What it adds: fragment-conditional generation (keep this scaffold, regrow the side chain) without leaving the SMILES grammar — a SAFE string is also a valid SMILES once the attachment indices are resolved.
Side-by-side
Two molecules, every notation we have a tool for. Ethanol shows the trivial case — three atoms, no aromaticity, no stereo, no fragments to slice — so most rows agree. Aspirin (acetylsalicylic acid, 21 atoms) is the smallest molecule where the algorithms start to diverge: the ring forces a choice between aromatic perception and Kekulé bonds, and SAFE has enough cuttable bonds to actually fragment. Each row is verified against its reference implementation: the SMILES family via RDKit 2026.3.1, SELFIES via selfies==2.1.1, DeepSMILES via deepsmiles==1.0.1, Group SELFIES via group-selfies with the essential alphabet, SAFE via safe-mol. WLN follows Smith's encoding rules: Q is hydroxyl, V is a carbonyl, R is a phenyl, B is the ortho-position locant on a ring. Balsa retains the SMILES character syntax for its base language; the canonical SMILES is also the canonical Balsa string.

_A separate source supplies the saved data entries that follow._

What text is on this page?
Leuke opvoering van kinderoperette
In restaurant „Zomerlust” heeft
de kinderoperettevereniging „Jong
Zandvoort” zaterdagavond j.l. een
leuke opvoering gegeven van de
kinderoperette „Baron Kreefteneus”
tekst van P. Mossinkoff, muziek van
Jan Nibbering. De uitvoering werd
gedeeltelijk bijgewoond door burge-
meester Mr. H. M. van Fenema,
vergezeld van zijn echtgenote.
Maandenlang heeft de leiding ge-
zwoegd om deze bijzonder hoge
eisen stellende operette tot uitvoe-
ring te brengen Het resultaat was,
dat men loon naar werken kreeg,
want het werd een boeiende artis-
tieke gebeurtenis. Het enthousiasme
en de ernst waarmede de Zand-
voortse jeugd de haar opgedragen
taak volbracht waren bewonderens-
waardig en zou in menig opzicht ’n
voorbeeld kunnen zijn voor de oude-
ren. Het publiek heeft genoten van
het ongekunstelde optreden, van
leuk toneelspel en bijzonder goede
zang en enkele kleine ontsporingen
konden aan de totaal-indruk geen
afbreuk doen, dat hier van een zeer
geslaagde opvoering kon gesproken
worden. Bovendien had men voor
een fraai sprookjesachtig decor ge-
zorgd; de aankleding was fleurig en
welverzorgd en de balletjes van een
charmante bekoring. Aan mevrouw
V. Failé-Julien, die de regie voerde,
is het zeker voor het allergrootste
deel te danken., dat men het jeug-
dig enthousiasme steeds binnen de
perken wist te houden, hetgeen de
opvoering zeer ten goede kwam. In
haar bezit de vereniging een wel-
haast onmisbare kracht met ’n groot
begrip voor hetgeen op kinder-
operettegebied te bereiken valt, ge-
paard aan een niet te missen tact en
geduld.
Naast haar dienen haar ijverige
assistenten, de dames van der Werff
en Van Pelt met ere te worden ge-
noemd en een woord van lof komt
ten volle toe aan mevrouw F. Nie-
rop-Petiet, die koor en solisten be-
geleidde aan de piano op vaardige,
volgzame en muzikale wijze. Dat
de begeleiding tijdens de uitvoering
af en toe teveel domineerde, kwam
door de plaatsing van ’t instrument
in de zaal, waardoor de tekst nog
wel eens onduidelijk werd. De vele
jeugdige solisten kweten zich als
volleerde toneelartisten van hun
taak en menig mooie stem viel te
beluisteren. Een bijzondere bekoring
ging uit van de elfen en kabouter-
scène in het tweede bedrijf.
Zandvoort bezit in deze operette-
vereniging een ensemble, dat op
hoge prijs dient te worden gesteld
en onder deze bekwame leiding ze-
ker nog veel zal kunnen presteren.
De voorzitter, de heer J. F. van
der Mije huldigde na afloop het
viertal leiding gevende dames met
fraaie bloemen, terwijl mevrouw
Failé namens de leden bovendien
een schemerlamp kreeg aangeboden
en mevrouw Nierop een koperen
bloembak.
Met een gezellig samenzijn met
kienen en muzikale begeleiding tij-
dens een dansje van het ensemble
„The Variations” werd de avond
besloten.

| Notation | Year | Kind | Ethanol | Aspirin | What it adds |
|---|---|---|---|---|---|
| WLN | 1949 | Notation | Q2 | QVR BOV1 | Typewriter-friendly graph encoding |
| CAS-RN | 1965 | Identifier | 64-17-5 | 50-78-2 | Institutional registry; bottle labels |
| IUPAC name | 1979+ | Identifier | ethanol | 2-acetyloxybenzoic acid | Human-readable; verifiable by hand |
| SMILES | 1988 | Notation | CCO | CC(=O)Oc1ccccc1C(=O)O | Human-typeable graph traversal |
| Canonical SMILES (RDKit) | 1989+ | Notation | CCO | CC(=O)Oc1ccccc1C(=O)O | Lowercase aromatic perception |
| Canonical SMILES (PubChem/OEChem) | 1989+ | Notation | CCO | CC(=O)OC1=CC=CC=C1C(=O)O | Kekulé form — same molecule, different bytes |
| InChI | 2005 | Identifier | InChI=1S/C2H6O/c1-2-3/h3H,2H2,1H3 | InChI=1S/C9H8O4/c1-6(10)13-8-5-3-2-4-7(8)9(11)12/h2-5H,1H3,(H,11,12) | Cross-toolkit canonical identity |
| InChIKey | 2007 | Identifier | LFQSCWFLJHTTHZ-UHFFFAOYSA-N | BSYNRYMUTXBXSQ-UHFFFAOYSA-N | Fixed-length hash of InChI |
| DeepSMILES | 2018 | Notation | CCO | CC=O)Occcccc6C=O)O | Mutation-friendlier SMILES retrofit |
| SELFIES | 2020 | Notation | [C][C][O] | [C][C][=Branch1][C][=O][O][C][=C][C][=C][C][=C][Ring1][=Branch1][C][=Branch1][C][=O][O] | Closed grammar; every string decodes |
| Balsa | 2022 | Notation | CCO | CC(=O)Oc1ccccc1C(=O)O | Formally specified SMILES dialect |
| Group SELFIES | 2023 | Notation | [C][C][O] | [C][C][=Branch][=O][pop][O][C][=C][C][=C][C][=C][Branch][C][=Branch][=O][pop][O][pop][Ring1][=Branch] | Shorter sequences; drug-like priors |
| SAFE | 2024 | Notation | CCO | c13ccccc14.CC2=O.C4(=O)O.O23 | Scaffold-conditional generation |
Bringing them together
Every line on the table above is the same molecule, written by a different tribe — archivists, chemists, ML researchers, polymer engineers, drug-design labs. Each one was right, locally, for the problem it solved. The cost is paid later: a chemist looking up RYYVLZVUVIJVGH-UHFFFAOYSA-N in PubChem, a chemist who only knows it as caffeine, and a chemist whose pipeline emits [C][N][C][=Branch1]… are all asking the same question and getting different answers from the same database.
chempirical exists to take that cost back. The work in flight: a bespoke graph-shaped database engine for molecules — indexed natively on connectivity, not on pre-canonicalised strings — sitting underneath a single search box that accepts every notation on this page. SMILES, InChI, InChIKey, CAS, IUPAC, SMARTS: type any one and land on the same record. Behind the search box, the same chemistry library runs in two places — a high-speed server build for indexing, deduplication, and bulk processing, and a WebAssembly build that ships to the browser so parsing, canonicalisation, and substructure search happen client-side, with no round-trip.
The end state we are building toward: every notation on this page is an interchangeable surface, the underlying graph is the source of truth, and the tribes never have to argue about it again.
The good news about chemistry notations is that there are so many to choose from.